Again, nothing of the neural network, only the signifier’s network.

One other woman came with her husband, he was aphasic after a stroke but made himself understood very well. I had treated him during the hospitalization and from the beginning, he had overcome with great personal skill and decision the difficulties imposed by aphasia, being able to overcome the difficulties of the rehabilitation process, of the disagreement with the professionals and his professional reorientation. In addition, speech therapy went well and he had improved a lot. Her complaint: she could not understand him because of the aphasia. After listening to the brief narrative that followed this complaint, I said: “but have you ever understood this man?” They both laughed promptly and I interrupted the session.
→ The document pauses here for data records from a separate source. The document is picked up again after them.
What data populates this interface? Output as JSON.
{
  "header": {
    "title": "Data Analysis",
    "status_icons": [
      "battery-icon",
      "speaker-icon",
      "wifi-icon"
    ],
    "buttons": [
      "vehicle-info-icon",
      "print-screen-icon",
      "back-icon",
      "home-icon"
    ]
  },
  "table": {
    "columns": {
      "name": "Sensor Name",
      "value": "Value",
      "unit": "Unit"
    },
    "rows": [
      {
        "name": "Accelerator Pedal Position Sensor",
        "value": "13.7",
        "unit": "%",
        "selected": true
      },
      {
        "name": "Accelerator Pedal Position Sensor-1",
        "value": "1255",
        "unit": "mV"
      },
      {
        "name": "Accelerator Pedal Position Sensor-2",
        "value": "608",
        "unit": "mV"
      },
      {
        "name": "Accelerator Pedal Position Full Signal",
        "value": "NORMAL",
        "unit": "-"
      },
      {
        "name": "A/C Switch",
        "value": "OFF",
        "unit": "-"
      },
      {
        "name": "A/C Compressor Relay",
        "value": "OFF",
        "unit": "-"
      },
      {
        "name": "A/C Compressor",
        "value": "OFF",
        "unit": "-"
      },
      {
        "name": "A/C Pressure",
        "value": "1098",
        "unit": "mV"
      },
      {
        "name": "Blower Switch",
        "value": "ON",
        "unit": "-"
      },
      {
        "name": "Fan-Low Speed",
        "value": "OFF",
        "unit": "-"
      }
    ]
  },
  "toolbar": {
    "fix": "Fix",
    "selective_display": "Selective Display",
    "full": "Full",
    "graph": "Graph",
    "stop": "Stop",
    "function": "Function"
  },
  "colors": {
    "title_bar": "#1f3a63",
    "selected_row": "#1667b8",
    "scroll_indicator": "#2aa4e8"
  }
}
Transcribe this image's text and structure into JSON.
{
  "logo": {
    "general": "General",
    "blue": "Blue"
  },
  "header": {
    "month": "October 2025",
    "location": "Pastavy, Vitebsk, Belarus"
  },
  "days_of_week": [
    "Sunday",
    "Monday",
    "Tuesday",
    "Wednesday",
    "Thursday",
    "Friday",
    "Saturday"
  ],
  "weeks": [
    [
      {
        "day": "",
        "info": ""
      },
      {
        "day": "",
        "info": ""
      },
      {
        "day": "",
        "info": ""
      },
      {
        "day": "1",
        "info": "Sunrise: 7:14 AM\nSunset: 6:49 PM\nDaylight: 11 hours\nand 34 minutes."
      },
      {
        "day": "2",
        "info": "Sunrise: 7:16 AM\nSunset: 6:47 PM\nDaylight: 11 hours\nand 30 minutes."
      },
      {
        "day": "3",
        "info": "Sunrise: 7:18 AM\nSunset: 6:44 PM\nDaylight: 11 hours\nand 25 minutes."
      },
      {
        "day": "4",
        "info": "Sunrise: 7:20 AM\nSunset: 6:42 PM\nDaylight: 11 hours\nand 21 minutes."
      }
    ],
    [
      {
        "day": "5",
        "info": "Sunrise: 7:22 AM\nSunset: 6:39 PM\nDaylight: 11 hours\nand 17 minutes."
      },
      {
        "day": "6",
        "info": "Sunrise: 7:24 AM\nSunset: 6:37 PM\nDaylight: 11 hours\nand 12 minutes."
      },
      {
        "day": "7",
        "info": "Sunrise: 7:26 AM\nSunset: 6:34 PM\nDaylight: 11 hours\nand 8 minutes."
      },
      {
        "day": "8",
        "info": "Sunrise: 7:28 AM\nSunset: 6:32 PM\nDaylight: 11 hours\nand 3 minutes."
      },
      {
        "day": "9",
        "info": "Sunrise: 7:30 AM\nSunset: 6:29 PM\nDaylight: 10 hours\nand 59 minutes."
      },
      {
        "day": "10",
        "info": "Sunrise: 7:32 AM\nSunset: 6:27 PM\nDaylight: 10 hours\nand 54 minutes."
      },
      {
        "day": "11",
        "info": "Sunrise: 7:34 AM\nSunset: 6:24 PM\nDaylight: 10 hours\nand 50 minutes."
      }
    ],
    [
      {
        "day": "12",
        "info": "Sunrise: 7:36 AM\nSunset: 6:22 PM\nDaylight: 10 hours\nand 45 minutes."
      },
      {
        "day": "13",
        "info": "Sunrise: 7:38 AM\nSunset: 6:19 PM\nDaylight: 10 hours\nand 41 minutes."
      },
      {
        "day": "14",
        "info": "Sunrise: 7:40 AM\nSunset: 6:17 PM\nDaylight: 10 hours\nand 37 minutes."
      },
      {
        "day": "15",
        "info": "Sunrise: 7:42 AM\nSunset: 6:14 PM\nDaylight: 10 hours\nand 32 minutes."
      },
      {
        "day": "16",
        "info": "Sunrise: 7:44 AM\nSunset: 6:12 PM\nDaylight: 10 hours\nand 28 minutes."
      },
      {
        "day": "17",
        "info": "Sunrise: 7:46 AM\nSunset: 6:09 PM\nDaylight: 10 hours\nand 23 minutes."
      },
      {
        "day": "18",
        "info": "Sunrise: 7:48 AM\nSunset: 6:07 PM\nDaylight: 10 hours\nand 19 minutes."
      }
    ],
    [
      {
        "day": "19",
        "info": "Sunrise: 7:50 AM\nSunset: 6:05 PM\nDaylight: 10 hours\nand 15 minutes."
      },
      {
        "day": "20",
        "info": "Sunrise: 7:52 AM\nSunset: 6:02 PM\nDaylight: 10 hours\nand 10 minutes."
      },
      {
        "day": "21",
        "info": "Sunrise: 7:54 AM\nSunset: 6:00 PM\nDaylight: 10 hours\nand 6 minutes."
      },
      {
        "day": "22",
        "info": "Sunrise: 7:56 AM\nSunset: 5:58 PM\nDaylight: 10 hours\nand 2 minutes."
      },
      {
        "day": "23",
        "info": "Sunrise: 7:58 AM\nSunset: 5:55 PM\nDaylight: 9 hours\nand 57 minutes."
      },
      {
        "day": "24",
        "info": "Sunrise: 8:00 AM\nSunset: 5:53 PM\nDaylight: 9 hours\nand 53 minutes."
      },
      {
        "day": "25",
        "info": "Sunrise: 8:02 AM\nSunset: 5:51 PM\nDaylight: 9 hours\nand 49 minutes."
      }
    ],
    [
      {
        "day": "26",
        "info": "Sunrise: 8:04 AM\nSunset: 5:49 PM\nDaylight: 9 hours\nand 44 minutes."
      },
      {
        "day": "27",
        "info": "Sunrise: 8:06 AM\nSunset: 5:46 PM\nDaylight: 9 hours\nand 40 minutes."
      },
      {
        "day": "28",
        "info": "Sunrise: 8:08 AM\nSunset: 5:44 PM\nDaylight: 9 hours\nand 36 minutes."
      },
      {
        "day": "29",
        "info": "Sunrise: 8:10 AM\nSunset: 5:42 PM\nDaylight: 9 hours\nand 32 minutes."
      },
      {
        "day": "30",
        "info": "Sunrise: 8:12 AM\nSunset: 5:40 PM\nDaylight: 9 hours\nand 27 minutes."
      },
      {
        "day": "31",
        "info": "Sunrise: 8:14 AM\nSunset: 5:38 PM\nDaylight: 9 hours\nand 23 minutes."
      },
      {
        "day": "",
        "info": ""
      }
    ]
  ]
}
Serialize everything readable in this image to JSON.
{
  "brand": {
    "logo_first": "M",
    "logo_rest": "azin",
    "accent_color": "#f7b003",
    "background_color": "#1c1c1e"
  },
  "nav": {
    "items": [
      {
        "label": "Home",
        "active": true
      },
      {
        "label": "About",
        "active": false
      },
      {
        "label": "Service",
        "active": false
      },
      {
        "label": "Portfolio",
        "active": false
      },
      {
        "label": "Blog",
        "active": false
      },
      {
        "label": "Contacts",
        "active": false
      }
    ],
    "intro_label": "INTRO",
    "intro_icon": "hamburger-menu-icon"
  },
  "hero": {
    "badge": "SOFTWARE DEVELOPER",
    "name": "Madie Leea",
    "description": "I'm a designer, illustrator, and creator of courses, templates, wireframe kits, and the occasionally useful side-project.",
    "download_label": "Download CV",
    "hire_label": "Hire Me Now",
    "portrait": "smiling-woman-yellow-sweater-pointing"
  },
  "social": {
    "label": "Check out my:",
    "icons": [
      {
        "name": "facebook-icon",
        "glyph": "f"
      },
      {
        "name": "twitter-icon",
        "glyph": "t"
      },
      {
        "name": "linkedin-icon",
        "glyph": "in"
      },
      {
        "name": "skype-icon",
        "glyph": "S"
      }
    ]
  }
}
Later, I learned that the effects of appeasement were very important in displacing the organic causality to psychic causality, thus introducing something that had to do with castration and life.

The so-called cognitive science, current psychology, has promoted a way of understanding the human mind as a dead letter and the discomfort as a series of erroneous items that need re-programming. No one contemplates about who decides the program, what for, nor the fact that whoever intends to reprogram is doing nothing more than an exercise of imposing one’s position of power that is based on the axiom of the neuro. Axiom, fantasy or delirium: something non-proven that organizes perception and research (5). The program of personal jouissance escapes all scientific determination, as it was established with the subject remaining outside this mode of knowledge. The scientist drift – it is not the fault of science – should halt with the acknowledgment that the subject cannot say anything. The moral doctor who addressed guilty subjects has been followed by the scientific doctor who addresses those whose failure is located in the brain. It is a matter of ethics, not of knowledge. The leap between both types of approach to the world requires acknowledgment of the flaw, which only holds under transference.

In the proceedings of the Seminar in May, we will be able to move forward starting from the distinction between cerebral effects and the position of the subject in a table that will be guided by the psychoanalytic clinic as an indication of another way of coping.

Translation: Polina Agapaki

Re-read by Lorena Hojman Davis

  1. Paper presented at the meeting of the Seminar towards Pipol 9, which took place on February 26, 2019, in Barcelona.
  2. Lacan, J. “Science and Truth” in Écrits. W.W. Norton & Company
  3. Dessal, G. “Prefacio” de Las ciencias inhumanasRBA
  4. Miller, J.-A. Todo el mundo es loco Paidós pág. 145
  5. Miller, J.-A. “Néuro-, le nouveauréel” en Revue La Cause du Désir. Núm. 98. Marzo, 2018. Págs. 111-121

* Araceli Teixidó, is a psychoanalyst, member of the ELP and the AMP. A clinical psychologist in the Healthcare Units of the Sant Jaume Hospital (Calella, Barcelona) Coordinator of the Psychoanalysis and Medicine Network (ICF).